Why you don’t want oxidative stress
Oxidation is a normal process of metabolism. When biochemical reactions occur in your body, unstable substances known as oxidants, pro-oxidants, free radicals, reactive oxygen species, and oxy-radicals are generated. These free radicals (as we will refer to them from here on out) initiate a chain reaction of destabilizing healthy molecules if you do not have ample antioxidants to neutralize them.
A healthy, normal body has naturally occurring antioxidants like glutathione that can stop free radicals from damaging healthy cells and tissue and sometimes even repair some damage already inflicted. Certain circumstances, like social isolation, are known to cause significant oxidative stress thereby depleting the antioxidants needed to balance the oxidative reactions that are necessary for your body to produce energy. This increase in oxidation and the decrease of antioxidants needed to counter it creates a devastating situation for your cells and tissues.
Social isolation causes oxidative stress
The brain, because of its high oxygen consumption, is highly susceptible to oxidative stress, thus the potential to damage the central nervous system.
Doctors and researchers gauge oxidative stress by certain biomarkers. In mice subjected to social isolation stress for 6–8 weeks, researchers measured significant increase in multiple end products of oxidative reactions. They concluded that “6–8 weeks of social isolation stress produced oxidative damage in the brain.”
A study in rats yielded similar results. Researchers examined the effects of social isolation for eight weeks during the rearing of young rats. Studies like this are common because subjects show similar outcomes to children exposed to similar situations. The socially isolated rats had higher levels of hydrogen peroxide (chemical known to cause oxidative damage) in the prefrontal cortex (responsible primarily for speech, behavior, and reasoning) and hippocampus (responsible for memory). Social isolation also depleted levels of glutamate, which is considered “the most important transmitter for normal brain function,” as well as amino acid glutamine.
The length of time in social isolation produces more extreme oxidative stress and antioxidant depletion. Researchers compared the biomarkers of oxidative stress in the livers of rats who had been socially isolated for 21 days (short-term) and 84 days (long-term) to those who had not been socially isolated. While all socially isolated rats had more oxidative stress biomarkers, the rats in the long-term social isolation group had significantly altered oxidative stress biomarkers and damage to the liver. Other studies confirm these findings.
Social isolation depletes antioxidants
The same studies that dealt with the brains of socially isolated rodents found lower levels of glutathione. The “master antioxidant,” glutathione recharges other antioxidants. It’s critical to keeping oxidative stress down in the brain and throughout the body, as uncontrolled oxidative stress irreparably damages tissues.

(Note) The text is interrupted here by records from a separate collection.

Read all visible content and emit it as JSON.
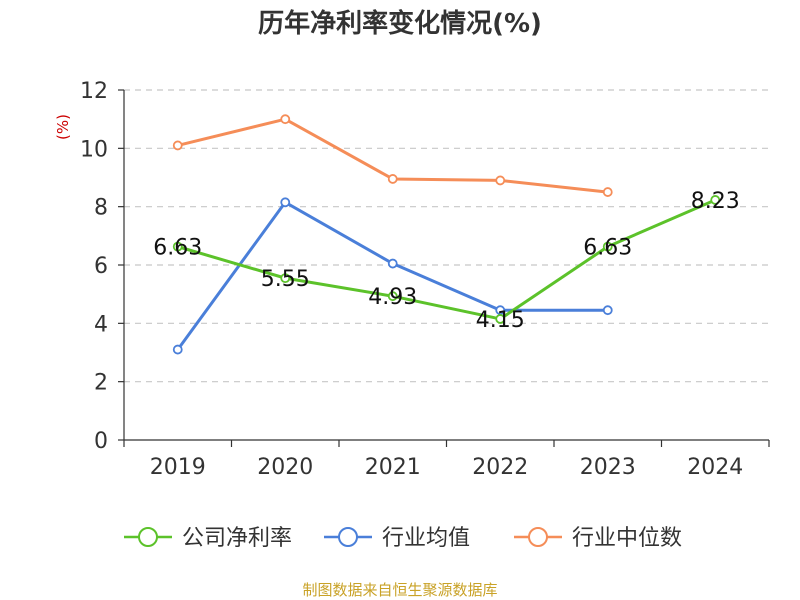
{
  "chart_data": {
    "type": "line",
    "title": "历年净利率变化情况(%)",
    "unit_label": "(%)",
    "categories": [
      "2019",
      "2020",
      "2021",
      "2022",
      "2023",
      "2024"
    ],
    "ylim": [
      0,
      12
    ],
    "yticks": [
      0,
      2,
      4,
      6,
      8,
      10,
      12
    ],
    "grid": true,
    "legend_position": "bottom",
    "series": [
      {
        "name": "公司净利率",
        "color": "#5cc22a",
        "values": [
          6.63,
          5.55,
          4.93,
          4.15,
          6.63,
          8.23
        ],
        "labels": [
          "6.63",
          "5.55",
          "4.93",
          "4.15",
          "6.63",
          "8.23"
        ]
      },
      {
        "name": "行业均值",
        "color": "#4a7fd9",
        "values": [
          3.1,
          8.15,
          6.05,
          4.45,
          4.45,
          null
        ]
      },
      {
        "name": "行业中位数",
        "color": "#f58d58",
        "values": [
          10.1,
          11.0,
          8.95,
          8.9,
          8.5,
          null
        ]
      }
    ]
  },
  "source": "制图数据来自恒生聚源数据库"
}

In the rat study, researchers also had lower levels of the antioxidants superoxide dismutase and glutathione. That latter is critical to normal liver function as it helps to remove substances from the body — like alcohol, food, and medications — that can be damaging if they are not swiftly processed and excreted.

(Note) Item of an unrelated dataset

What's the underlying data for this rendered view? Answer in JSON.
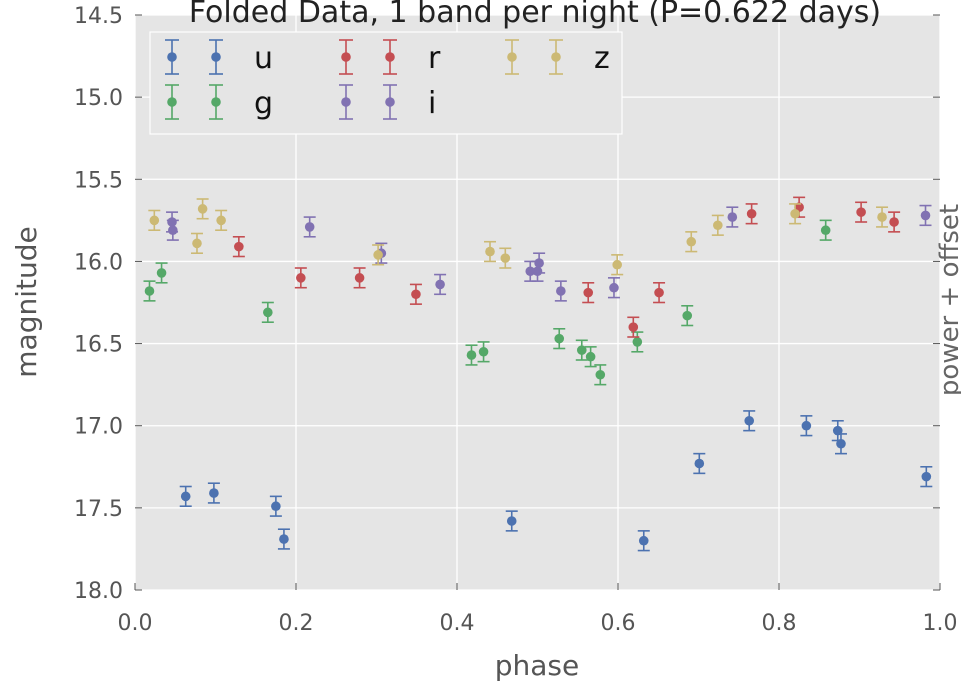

Glutathione depletion has numerous negative effects on your health, and symptoms can include hair loss as well as compromised function of the lungs, liver, and immune system.
How to mitigate the effects of social isolation on antioxidant levels
The studies involving social isolation and oxidative stress indicate depletion of two particular antioxidants, superoxide dismutase and glutathione.

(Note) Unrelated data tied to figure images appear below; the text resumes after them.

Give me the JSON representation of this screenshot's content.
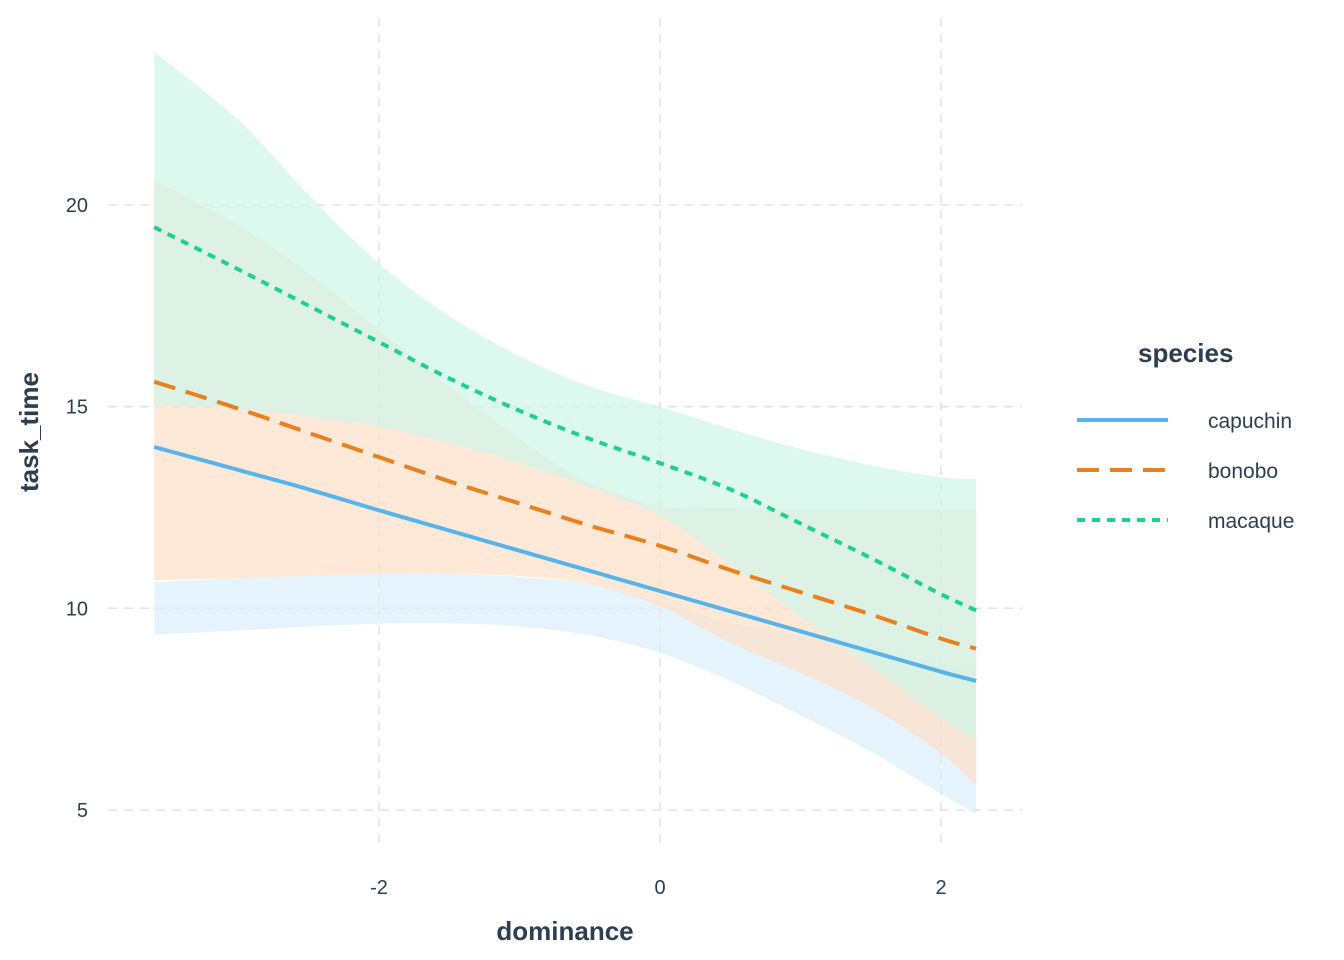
{
  "chart_data": {
    "type": "line",
    "xlabel": "dominance",
    "ylabel": "task_time",
    "xlim": [
      -3.3,
      2.55
    ],
    "ylim": [
      4.15,
      23.9
    ],
    "x_ticks": [
      -2,
      0,
      2
    ],
    "y_ticks": [
      5,
      10,
      15,
      20
    ],
    "grid": true,
    "legend": {
      "title": "species",
      "placement": "right"
    },
    "x": [
      -3.6,
      -3.0,
      -2.5,
      -2.0,
      -1.5,
      -1.0,
      -0.5,
      0.0,
      0.5,
      1.0,
      1.5,
      2.0,
      2.25
    ],
    "series": [
      {
        "name": "capuchin",
        "color": "#56b4e9",
        "band_color": "#d9eefb",
        "linetype": "solid",
        "fit": [
          14.0,
          13.43,
          12.95,
          12.43,
          11.93,
          11.43,
          10.93,
          10.43,
          9.93,
          9.43,
          8.93,
          8.43,
          8.2
        ],
        "lower": [
          9.35,
          9.45,
          9.55,
          9.62,
          9.63,
          9.55,
          9.33,
          8.9,
          8.2,
          7.35,
          6.45,
          5.4,
          4.9
        ],
        "upper": [
          10.65,
          10.75,
          10.8,
          10.85,
          10.85,
          10.78,
          10.6,
          10.15,
          9.65,
          9.35,
          9.05,
          8.65,
          8.45
        ]
      },
      {
        "name": "bonobo",
        "color": "#e8801f",
        "band_color": "#fde1cb",
        "linetype": "dashed",
        "fit": [
          15.62,
          14.95,
          14.35,
          13.75,
          13.15,
          12.6,
          12.05,
          11.55,
          10.95,
          10.4,
          9.85,
          9.25,
          9.0
        ],
        "lower": [
          10.7,
          10.75,
          10.8,
          10.85,
          10.85,
          10.8,
          10.6,
          10.05,
          9.15,
          8.4,
          7.55,
          6.4,
          5.6
        ],
        "upper": [
          20.6,
          19.5,
          18.3,
          16.9,
          15.5,
          14.2,
          13.1,
          12.55,
          12.5,
          12.45,
          12.45,
          12.45,
          12.45
        ]
      },
      {
        "name": "macaque",
        "color": "#1fd090",
        "band_color": "#d0f5e8",
        "linetype": "dotted",
        "fit": [
          19.45,
          18.4,
          17.5,
          16.6,
          15.7,
          14.9,
          14.2,
          13.6,
          12.95,
          12.1,
          11.25,
          10.35,
          9.95
        ],
        "lower": [
          15.05,
          14.95,
          14.75,
          14.5,
          14.1,
          13.6,
          13.0,
          12.3,
          11.1,
          9.8,
          8.55,
          7.3,
          6.75
        ],
        "upper": [
          23.8,
          22.1,
          20.25,
          18.55,
          17.25,
          16.25,
          15.5,
          15.0,
          14.45,
          13.95,
          13.55,
          13.25,
          13.2
        ]
      }
    ]
  }
}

Both antioxidants are extremely difficult to supplement as the digestive system breaks them down so they are not properly absorbed in the blood. However, some researchers suggest that eating foods like cabbage, broccoli, Brussels sprouts, barley grass, and wheat grass can help give your body the materials it needs to produce superoxide dismutase. While some superoxide dismutase supplements are available, we cannot vouch for their efficacy.
IV clinics often offer glutathione drip therapy to bypass the digestive system challenges. Liposomal glutathione also provides superior absorption. Eating a diet with ample amounts of glutathione precursor amino acids — cysteine, glutamine, and glycine — can also ensure that your body has the building blocks to make glutathione. This production process requires B vitamins, carnitine, alpha lipoic acid, and selenium, so if you are going the natural glutathione production support route, you must be cognizant of your diet as a whole.